Yes it was. URI online judge is way worse than anything else. For example: problem I from last regionals is unsolvable in URI even using an O(N^2) solution because of time while I've heard that an O(N^2*logn) solution was accepted during the actual contest.
Edit: How can you apply suffix-array on this problem?
It's the brute-force approach with the help of LCP to avoid some recalculations.
Let P be the input string, SA it's suffix-array and LCP it's lcp, S an array that store's partial sums, V an bitset of size 26 * N and count an integer.
Also, that Internet Trouble problem (the one that is impossible to get accepted on URI), I was trying to get mine accepted... Without success :(
As long as I can tell the worst case behavior of this solution can be easily forced by De Bruijn sequences for example, so I may even assume that the tests are weak.
How do you solve Online Range Mode Query on Problem A?
sw1ft
The values are between 0 and 8, in this way you can build 9 segment tree with lazy propagation (one for each number (0, 1, ..., 8)).
To Find the most frequent value in a range [i, j] you just need to check in all segment tree and take the the number witch the amount of occurrences is maximum
For update of a value x you just need do it
Seg_Tree[ node ] [ (numb + x)%9 ] = Seg_Tree[ node ][ numb ]
Can someone explain the solution for B, please?
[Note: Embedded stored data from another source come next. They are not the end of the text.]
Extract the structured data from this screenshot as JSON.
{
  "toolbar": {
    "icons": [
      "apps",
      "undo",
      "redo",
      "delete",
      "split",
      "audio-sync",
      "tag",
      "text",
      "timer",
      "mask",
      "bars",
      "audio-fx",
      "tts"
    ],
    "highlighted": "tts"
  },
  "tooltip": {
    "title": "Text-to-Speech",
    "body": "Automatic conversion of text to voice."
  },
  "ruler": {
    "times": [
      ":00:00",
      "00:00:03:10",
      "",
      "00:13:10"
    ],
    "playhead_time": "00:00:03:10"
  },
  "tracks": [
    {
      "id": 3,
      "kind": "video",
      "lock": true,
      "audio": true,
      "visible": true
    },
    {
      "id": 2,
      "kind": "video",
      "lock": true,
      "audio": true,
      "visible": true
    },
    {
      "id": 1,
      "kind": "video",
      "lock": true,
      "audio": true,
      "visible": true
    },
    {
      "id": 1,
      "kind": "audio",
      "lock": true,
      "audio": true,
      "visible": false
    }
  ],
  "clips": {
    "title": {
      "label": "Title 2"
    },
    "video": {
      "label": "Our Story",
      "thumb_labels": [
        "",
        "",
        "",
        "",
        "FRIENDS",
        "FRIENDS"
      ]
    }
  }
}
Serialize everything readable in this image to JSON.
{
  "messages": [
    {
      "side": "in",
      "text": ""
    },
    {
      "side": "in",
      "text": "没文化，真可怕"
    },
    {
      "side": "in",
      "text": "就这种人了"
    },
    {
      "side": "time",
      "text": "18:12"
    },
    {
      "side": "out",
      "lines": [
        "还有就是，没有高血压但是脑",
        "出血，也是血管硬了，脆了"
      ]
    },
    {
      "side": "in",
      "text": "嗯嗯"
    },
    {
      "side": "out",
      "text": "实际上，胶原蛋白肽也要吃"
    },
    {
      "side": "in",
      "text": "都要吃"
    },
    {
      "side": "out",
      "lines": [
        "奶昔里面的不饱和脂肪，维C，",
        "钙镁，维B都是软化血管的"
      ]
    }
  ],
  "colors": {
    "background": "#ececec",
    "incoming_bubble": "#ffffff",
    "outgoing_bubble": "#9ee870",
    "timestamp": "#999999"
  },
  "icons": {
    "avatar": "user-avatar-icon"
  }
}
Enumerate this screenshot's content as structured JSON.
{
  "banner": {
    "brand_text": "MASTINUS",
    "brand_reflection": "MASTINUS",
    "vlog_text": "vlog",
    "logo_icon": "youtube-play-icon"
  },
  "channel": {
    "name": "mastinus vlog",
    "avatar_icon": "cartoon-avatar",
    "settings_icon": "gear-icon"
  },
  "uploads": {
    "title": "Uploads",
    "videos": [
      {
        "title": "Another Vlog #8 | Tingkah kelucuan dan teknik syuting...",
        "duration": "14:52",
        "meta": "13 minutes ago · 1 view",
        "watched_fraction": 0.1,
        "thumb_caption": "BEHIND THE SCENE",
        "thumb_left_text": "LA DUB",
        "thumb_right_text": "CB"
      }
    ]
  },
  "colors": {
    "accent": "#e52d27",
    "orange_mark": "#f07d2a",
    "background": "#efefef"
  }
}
I started writing some hints for the problems (in portuguese) at https://paulocezar.net/2017/09/12/regional-maratona-2017.html
For problem B you can use pigeonhole principle to prove that a solution always exists. Based on that you just simulate the LFSR keeping track of the sum of the elements seen so far modulo X. When a repeated value is found that means you found a subsequence divisible by X, now you just have to check if the number of elements is greater than or equal to Y. It's easy to see that by keeping track of the first occurrence of each sum (modulo X) and stopping at the first time you find an answer you minimize the values of I and F as requested.